Data ScienceCodeData Engineering

September 30, 2021 | 11 min read

Getting Data with Beautiful Soup

Data is all around us, from the spreadsheets we analyse on a daily basis, to the weather forecast we rely on every morning or the webpages we read. In many cases, the data we consume is simply given to us, and a simple glance is enough to make a decision. For example, knowing that the chance of rain today is 75% all day makes me take my umbrella with me. In many other cases, the data provided is so rich that we need to roll up our sleeves and we may use some exploratory analysis to get our heads around it. We have talked about some useful packages to do this exploration in a previous post.
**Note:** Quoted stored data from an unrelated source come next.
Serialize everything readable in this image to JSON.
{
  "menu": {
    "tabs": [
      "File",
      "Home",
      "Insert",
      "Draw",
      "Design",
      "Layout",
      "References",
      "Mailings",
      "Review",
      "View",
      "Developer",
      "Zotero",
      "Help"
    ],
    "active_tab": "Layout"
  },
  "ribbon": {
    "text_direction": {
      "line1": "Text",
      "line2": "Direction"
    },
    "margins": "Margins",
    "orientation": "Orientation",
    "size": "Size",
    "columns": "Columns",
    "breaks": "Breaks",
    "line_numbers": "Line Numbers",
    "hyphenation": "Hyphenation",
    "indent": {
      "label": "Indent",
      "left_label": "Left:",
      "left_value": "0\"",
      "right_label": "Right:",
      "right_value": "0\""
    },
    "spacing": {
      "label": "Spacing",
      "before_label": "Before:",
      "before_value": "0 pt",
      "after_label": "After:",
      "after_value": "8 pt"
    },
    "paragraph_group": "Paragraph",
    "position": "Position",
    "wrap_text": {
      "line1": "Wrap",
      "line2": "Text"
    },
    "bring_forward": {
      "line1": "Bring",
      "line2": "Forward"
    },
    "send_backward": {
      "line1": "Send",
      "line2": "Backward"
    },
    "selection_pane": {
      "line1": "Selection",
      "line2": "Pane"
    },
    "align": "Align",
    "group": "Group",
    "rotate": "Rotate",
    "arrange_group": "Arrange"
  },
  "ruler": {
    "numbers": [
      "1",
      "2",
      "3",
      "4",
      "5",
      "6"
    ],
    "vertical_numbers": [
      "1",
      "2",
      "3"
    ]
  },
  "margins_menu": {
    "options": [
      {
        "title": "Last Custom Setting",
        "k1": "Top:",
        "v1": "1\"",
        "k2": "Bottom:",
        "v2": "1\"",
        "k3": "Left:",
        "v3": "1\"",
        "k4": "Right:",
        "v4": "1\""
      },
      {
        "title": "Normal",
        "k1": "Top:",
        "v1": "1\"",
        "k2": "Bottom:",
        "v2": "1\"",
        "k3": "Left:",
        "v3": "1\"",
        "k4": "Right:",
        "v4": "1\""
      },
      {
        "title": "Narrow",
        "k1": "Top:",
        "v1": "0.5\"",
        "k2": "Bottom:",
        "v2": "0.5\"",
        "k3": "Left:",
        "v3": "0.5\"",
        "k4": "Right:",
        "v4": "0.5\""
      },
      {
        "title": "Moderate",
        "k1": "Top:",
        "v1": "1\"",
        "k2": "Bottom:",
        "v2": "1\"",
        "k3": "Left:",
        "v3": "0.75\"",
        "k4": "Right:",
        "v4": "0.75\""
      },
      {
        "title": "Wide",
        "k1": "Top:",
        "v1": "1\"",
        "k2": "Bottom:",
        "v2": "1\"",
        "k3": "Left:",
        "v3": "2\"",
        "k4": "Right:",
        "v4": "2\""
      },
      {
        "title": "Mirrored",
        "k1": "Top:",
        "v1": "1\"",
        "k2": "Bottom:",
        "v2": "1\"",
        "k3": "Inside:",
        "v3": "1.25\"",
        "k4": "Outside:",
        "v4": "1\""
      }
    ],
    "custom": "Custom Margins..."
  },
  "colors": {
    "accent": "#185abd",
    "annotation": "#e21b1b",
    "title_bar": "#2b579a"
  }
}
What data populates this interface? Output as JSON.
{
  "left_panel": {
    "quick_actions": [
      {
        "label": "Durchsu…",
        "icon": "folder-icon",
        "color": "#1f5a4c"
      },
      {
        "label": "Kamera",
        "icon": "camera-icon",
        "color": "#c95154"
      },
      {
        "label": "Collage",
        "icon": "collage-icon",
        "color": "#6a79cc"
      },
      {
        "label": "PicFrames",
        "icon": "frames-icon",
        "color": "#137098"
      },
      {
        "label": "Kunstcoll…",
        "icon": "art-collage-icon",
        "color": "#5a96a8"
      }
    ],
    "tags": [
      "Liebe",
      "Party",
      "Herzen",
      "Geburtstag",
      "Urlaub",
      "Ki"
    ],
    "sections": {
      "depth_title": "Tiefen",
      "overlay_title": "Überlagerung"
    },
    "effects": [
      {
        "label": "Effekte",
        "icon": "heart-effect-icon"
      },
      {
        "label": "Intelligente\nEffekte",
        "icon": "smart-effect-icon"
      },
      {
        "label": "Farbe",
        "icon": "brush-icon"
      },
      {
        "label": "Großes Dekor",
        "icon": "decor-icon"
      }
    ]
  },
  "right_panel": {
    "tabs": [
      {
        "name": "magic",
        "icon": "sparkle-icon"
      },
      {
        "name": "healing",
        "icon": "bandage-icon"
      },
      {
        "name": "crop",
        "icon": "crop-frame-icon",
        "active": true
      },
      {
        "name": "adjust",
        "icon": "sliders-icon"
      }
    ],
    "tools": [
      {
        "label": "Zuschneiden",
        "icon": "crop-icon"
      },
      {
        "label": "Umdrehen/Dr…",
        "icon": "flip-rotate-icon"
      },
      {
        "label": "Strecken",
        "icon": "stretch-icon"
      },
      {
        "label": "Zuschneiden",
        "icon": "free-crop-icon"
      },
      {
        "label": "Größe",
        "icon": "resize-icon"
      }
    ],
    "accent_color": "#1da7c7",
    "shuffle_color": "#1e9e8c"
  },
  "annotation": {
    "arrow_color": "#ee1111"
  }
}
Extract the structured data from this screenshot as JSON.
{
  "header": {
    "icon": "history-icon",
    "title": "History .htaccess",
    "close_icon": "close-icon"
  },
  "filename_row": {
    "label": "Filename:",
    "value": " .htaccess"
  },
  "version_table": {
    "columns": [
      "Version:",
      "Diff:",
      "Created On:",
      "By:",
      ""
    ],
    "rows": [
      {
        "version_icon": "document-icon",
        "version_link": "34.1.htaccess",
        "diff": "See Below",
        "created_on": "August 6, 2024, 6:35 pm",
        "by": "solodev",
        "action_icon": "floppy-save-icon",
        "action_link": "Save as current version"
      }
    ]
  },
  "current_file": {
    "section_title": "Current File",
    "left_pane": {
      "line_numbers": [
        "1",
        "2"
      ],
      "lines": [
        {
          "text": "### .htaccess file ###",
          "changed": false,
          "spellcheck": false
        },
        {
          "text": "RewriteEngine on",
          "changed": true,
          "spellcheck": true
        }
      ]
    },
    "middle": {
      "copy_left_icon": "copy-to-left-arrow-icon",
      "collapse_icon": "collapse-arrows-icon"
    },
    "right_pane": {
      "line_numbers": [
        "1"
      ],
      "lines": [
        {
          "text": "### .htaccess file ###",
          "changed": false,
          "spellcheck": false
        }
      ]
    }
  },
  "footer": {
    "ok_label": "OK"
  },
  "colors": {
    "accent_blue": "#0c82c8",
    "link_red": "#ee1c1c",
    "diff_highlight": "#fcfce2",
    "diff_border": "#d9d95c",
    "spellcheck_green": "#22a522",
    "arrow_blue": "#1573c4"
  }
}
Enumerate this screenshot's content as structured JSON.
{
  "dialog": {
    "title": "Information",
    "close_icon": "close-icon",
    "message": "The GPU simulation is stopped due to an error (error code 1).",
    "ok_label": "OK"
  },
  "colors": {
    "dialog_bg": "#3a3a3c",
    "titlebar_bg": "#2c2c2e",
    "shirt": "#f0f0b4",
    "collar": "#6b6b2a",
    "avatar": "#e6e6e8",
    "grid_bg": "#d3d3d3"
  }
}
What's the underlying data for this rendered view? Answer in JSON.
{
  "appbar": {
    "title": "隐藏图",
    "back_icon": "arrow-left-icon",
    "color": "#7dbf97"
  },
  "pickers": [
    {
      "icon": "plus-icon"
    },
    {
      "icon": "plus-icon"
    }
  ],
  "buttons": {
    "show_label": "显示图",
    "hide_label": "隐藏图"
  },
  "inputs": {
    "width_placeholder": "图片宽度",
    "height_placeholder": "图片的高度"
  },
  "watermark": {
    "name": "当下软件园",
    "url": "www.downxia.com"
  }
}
However, the data we require may not always be given to us in a format that is suitable for immediate manipulation. It may be the case that the data can be obtained from an Application Programming Interface (API). Or we may connect directly to a database to obtain the information we require.

Another rich source of data is the web and you may have obtained some useful data points from it already. Simply visit your favourite Wikipedia page and you may discover how many gold medals each country has won in the recent Olympic Games in Tokyo. Webpages are also rich in textual content and although you may copy and paste this information, or even type it into your text editor of choice, web scraping may be a method to consider. In another previous post we talked about natural language processing and extracted text from some webpages. In this post we are going to use a Python module called Beautiful Soup to facilitate the process of data acquisition.

Web scraping

We can create a program that enables us to grab the pages we are interested in and obtain the information we are after. This is known as web scraping and the code we write requires us to obtain the source code of the web pages that contain the information. In other words, we need to parse the HTML that makes up the page to extract the data. In a nutshell, we need to complete the following steps:

Identify the webpage with the information we need
Download the source code
Identify the elements of the page that hold the information we need
Extract and clean the information
Format and save the data for further analysis

Please note that not all pages let you scrape their content and others do not offer a clear cut view on this. We recommend that you check the terms and conditions for the pages you are after and adhere to them. It may be the case that there is an API you can use to get the data, and there are often additional benefits for using it instead of scraping directly.

HTML Primer

As mentioned above, we will need to understand the structure of an HTML file to find our way around it. The way a webpage renders its content is described via HTML (or HyperText Markup Language), which provides detailed instructions indicating the format, style, and structure for the pages so that a browser can render things correctly.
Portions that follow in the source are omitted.